What is "quasi-community property"?
The concept of "quasi-community property" usually comes up in the context of spouses who acquire property while living outside of California and who later move to California. The general rule is that "quasi-community property" is property that would have been considered "community property" had they acquired it while residing in California.
This area of law can become a bit complicated to understand, but the purpose of the post is to give you a basic framework.
Divorce vs. Death (Family Code vs. Probate Code)
At the outset, it's important to note that "quasi-community property" in the context of divorce is different than in the context of death of a spouse.
In the divorce context, California Family Code Section 125 states that:
“Quasi-community property” means all real or personal property, wherever situated, acquired before or after the operative date of this code in any of the following ways:
(a) By either spouse while domiciled elsewhere which would have been community property if the spouse who acquired the property had been domiciled in this state at the time of its acquisition.

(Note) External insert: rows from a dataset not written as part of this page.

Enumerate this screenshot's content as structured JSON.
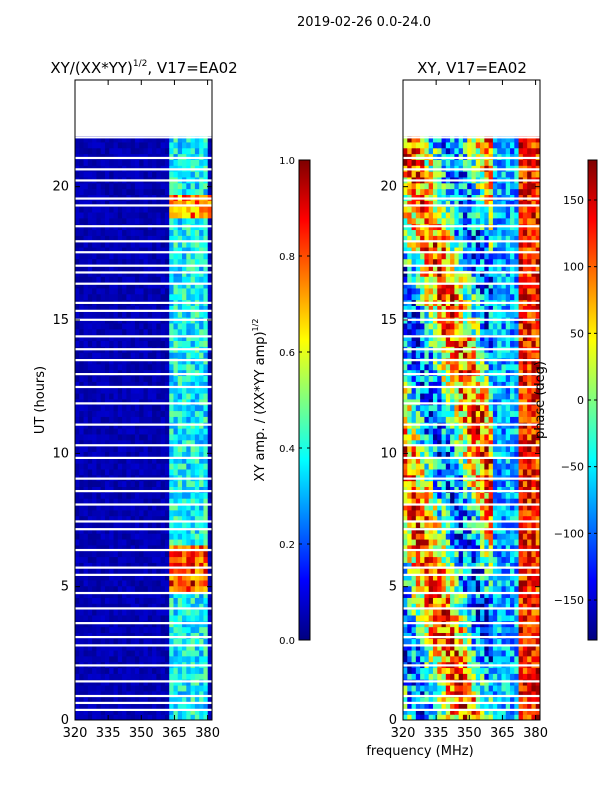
{
  "suptitle": "2019-02-26 0.0-24.0",
  "xlabel_shared": "frequency (MHz)",
  "chart_data": [
    {
      "type": "heatmap",
      "title_main": "XY/(XX*YY)",
      "title_sup": "1/2",
      "title_tail": ", V17=EA02",
      "ylabel": "UT (hours)",
      "xlim": [
        320,
        382
      ],
      "ylim": [
        0,
        24
      ],
      "xticks": [
        "320",
        "335",
        "350",
        "365",
        "380"
      ],
      "yticks": [
        "0",
        "5",
        "10",
        "15",
        "20"
      ],
      "colorbar": {
        "label_main": "XY amp. / (XX*YY amp)",
        "label_sup": "1/2",
        "range": [
          0.0,
          1.0
        ],
        "ticks": [
          "0.0",
          "0.2",
          "0.4",
          "0.6",
          "0.8",
          "1.0"
        ]
      }
    },
    {
      "type": "heatmap",
      "title": "XY, V17=EA02",
      "xlim": [
        320,
        382
      ],
      "ylim": [
        0,
        24
      ],
      "xticks": [
        "320",
        "335",
        "350",
        "365",
        "380"
      ],
      "yticks": [
        "0",
        "5",
        "10",
        "15",
        "20"
      ],
      "colorbar": {
        "label": "phase (deg)",
        "range": [
          -180,
          180
        ],
        "ticks": [
          "-150",
          "-100",
          "-50",
          "0",
          "50",
          "100",
          "150"
        ]
      }
    }
  ],
  "colors": {
    "jet_dark_blue": "#00007f",
    "jet_blue": "#0000ff",
    "jet_cyan": "#00ffff",
    "jet_yellow": "#ffff00",
    "jet_red": "#ff0000",
    "jet_dark_red": "#7f0000"
  }
}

(b) In exchange for real or personal property, wherever situated, which would have been community property if the spouse who acquired the property so exchanged had been domiciled in this state at the time of its acquisition.
In the death context, California Probate Code Section 66 provides:
“Quasi-community property” means the following property, other than community property as defined in Section 28:
(a) All personal property wherever situated, and all real property situated in this state, heretofore or hereafter acquired by a decedent while domiciled elsewhere that would have been the community property of the decedent and the surviving spouse if the decedent had been domiciled in this state at the time of its acquisition.

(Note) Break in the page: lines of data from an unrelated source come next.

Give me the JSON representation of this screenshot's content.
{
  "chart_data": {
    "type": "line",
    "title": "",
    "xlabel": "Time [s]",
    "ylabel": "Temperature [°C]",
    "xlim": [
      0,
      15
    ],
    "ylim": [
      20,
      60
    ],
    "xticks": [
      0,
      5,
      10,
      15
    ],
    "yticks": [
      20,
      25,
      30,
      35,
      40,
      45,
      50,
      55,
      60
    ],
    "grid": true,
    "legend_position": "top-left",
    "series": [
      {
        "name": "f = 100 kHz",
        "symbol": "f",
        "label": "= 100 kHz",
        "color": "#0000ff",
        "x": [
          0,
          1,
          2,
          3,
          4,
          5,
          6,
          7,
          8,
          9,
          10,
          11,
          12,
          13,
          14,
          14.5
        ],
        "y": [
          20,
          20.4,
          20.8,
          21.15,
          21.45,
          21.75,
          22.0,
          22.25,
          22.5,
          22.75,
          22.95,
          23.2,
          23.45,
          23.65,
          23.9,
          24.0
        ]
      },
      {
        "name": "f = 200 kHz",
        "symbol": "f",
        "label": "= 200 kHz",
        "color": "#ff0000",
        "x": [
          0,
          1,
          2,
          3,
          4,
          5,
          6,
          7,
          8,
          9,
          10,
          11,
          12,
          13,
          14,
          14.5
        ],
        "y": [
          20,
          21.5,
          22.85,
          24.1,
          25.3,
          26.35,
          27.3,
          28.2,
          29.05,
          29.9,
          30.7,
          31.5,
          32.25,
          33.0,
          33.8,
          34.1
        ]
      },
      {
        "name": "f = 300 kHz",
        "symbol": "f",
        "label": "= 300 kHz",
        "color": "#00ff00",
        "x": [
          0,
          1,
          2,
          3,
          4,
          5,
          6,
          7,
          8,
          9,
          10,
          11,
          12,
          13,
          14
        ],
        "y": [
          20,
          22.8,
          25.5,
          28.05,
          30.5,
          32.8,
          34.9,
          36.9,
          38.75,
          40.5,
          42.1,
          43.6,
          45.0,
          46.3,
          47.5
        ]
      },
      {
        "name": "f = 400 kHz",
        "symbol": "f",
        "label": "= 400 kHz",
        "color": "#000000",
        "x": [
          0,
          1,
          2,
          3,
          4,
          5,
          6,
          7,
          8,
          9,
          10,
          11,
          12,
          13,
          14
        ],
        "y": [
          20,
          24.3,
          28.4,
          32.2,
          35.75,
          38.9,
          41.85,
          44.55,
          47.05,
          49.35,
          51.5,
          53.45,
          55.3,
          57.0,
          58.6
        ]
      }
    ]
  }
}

(b) All personal property wherever situated, and all real property situated in this state, heretofore or hereafter acquired in exchange for real or personal property, wherever situated, that would have been the community property of the decedent and the surviving spouse if the decedent had been domiciled in this state at the time the property so exchanged was acquired.
The key difference involves real estate. In the divorce context, quasi-community property includes all real estate wherever it is located. In the death context, quasi-community property real estate includes only real estate within California.
Thus to understand the quasi-community property character of a certain asset, we must look at (a) where the spouse was domiciled at the time he or she acquired the property and (b) whether the property was personal property, California real estate, or non-California real estate.
Intestate Succession: Surviving Spouse's Right
Generally, quasi-community property is distributed like community property for purposes of intestate succession. However, there are some peculiarities unique to quasi-community property that are not found with typical community property.
Upon death, 1/2 of the deceased spouse's quasi-community property belongs to the surviving spouse, and the other half belonging to the deceased spouse. The same does not hold for the surviving spouse's quasi-community property. The surviving spouse's quasi-community property belongs completely to the surviving spouse. A deceased spouse has no ability to bequeath his or her interest in the surviving spouse's separate property that would be considered quasi-community property under California law.
Couples moving into California with substantial assets outside of California would be wise to consult an estate planning lawyer to understand and determine the impact of quasi-community property rules on their estate plan.